Keeping superworms alive for a long time is so easy! In fact, it's more challenging to get them to pupate than it is to store them for long-term feeding.
Unlike most other feeder insects, superworms last the longest at room temperature. Storing them in a refrigerator, wine cooler, or even an excessively drafty location that drops below 60°F can kill them. Similarly, they'll start to perish at warm temperatures above 84°F.
If you keep them in a room at 68-78°F, you can expect them to survive for 6 months or longer.
When superworms sense movement from other superworms, they won't pupate. Therefore, you shouldn't have to worry about your superworms pupating if they're all housed together.
A large bin with few worms may allow them enough solitude to pupate once they're old and large enough. However, overcrowded housing is bad news, too.
Superworms require slightly more maintenance than feeder insects that can be stored in a dormant state within the fridge. They need food, water, and clean living quarters to survive.
Aside from accidental refrigeration, moldy substrate is among the leading causes of superworm die-offs. Check the bedding at least once weekly for excessive moisture or mold growth. If it goes bad, use a sifter to remove the worms and put them in 4-5" of fresh grain bran, meal, or flour. Give your superworms fresh substrate every four weeks, even if it doesn't look like it's going bad.

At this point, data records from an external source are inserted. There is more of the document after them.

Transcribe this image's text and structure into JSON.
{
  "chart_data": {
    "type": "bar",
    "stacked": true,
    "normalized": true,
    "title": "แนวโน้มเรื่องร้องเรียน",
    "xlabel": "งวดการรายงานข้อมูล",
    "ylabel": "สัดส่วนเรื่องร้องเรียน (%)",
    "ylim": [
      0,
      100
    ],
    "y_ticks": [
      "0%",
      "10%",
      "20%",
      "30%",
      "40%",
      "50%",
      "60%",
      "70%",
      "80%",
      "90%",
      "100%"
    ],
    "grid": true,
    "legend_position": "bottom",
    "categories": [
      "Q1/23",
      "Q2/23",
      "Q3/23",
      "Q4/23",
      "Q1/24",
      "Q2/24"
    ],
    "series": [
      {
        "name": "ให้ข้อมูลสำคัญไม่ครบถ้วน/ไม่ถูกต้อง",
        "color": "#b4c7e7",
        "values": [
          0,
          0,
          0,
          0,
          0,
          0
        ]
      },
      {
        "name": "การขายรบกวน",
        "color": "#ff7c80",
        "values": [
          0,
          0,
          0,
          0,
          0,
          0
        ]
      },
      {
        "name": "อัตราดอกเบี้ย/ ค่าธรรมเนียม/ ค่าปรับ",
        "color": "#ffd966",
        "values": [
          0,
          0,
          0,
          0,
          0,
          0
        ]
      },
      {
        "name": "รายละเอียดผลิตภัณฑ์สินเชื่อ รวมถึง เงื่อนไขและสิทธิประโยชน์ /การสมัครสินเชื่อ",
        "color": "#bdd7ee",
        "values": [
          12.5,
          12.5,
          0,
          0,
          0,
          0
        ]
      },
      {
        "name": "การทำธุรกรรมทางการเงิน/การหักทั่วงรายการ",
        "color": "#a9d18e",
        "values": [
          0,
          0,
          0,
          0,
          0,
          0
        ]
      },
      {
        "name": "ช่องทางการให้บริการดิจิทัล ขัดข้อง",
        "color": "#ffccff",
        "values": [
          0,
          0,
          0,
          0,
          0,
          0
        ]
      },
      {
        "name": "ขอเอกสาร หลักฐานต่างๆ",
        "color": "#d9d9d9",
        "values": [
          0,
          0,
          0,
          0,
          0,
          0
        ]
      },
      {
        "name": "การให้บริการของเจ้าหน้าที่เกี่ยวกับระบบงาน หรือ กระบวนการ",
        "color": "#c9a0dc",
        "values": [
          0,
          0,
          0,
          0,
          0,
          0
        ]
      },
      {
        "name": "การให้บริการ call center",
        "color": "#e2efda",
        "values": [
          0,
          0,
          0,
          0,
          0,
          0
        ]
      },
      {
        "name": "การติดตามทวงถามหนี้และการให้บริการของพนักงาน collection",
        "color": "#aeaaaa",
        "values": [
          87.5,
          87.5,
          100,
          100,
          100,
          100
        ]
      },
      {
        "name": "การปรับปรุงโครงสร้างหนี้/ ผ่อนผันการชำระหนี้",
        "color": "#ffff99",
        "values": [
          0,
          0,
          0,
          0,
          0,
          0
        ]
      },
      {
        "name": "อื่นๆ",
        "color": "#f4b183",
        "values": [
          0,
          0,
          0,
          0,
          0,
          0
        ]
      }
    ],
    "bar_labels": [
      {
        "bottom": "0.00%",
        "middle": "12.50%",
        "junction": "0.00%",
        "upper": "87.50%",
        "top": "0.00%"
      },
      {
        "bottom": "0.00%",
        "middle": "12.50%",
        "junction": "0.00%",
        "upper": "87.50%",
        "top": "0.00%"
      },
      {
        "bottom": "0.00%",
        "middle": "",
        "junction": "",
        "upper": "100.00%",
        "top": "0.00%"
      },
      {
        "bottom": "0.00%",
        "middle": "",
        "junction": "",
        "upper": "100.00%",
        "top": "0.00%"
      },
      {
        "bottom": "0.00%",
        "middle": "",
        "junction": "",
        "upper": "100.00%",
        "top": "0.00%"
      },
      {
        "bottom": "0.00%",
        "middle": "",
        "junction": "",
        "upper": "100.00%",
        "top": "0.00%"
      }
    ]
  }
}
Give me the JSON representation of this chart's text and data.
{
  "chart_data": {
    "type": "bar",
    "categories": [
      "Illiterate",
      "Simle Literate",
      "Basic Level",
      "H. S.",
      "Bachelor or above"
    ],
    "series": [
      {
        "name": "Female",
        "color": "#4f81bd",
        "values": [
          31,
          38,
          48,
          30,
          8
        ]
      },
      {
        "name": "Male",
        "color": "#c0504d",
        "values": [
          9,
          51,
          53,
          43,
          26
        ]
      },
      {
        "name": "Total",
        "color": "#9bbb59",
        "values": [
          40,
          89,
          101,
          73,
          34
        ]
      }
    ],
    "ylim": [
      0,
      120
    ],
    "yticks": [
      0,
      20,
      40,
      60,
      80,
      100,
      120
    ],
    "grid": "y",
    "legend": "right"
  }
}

They'll eat the grain bedding, but you should also ensure they always have a fresh slice of a hard, moist vegetable or fruit to hydrate them. Replace the produce as it starts to dry out or go bad. You can use:
- Sweet potato
Finally, you'll want to be sure that the storage container isn't overcrowded. Overcrowding can cause the superworms in the center of any piles to overheat. A too deep substrate (over 6") can also cause issues with overheating.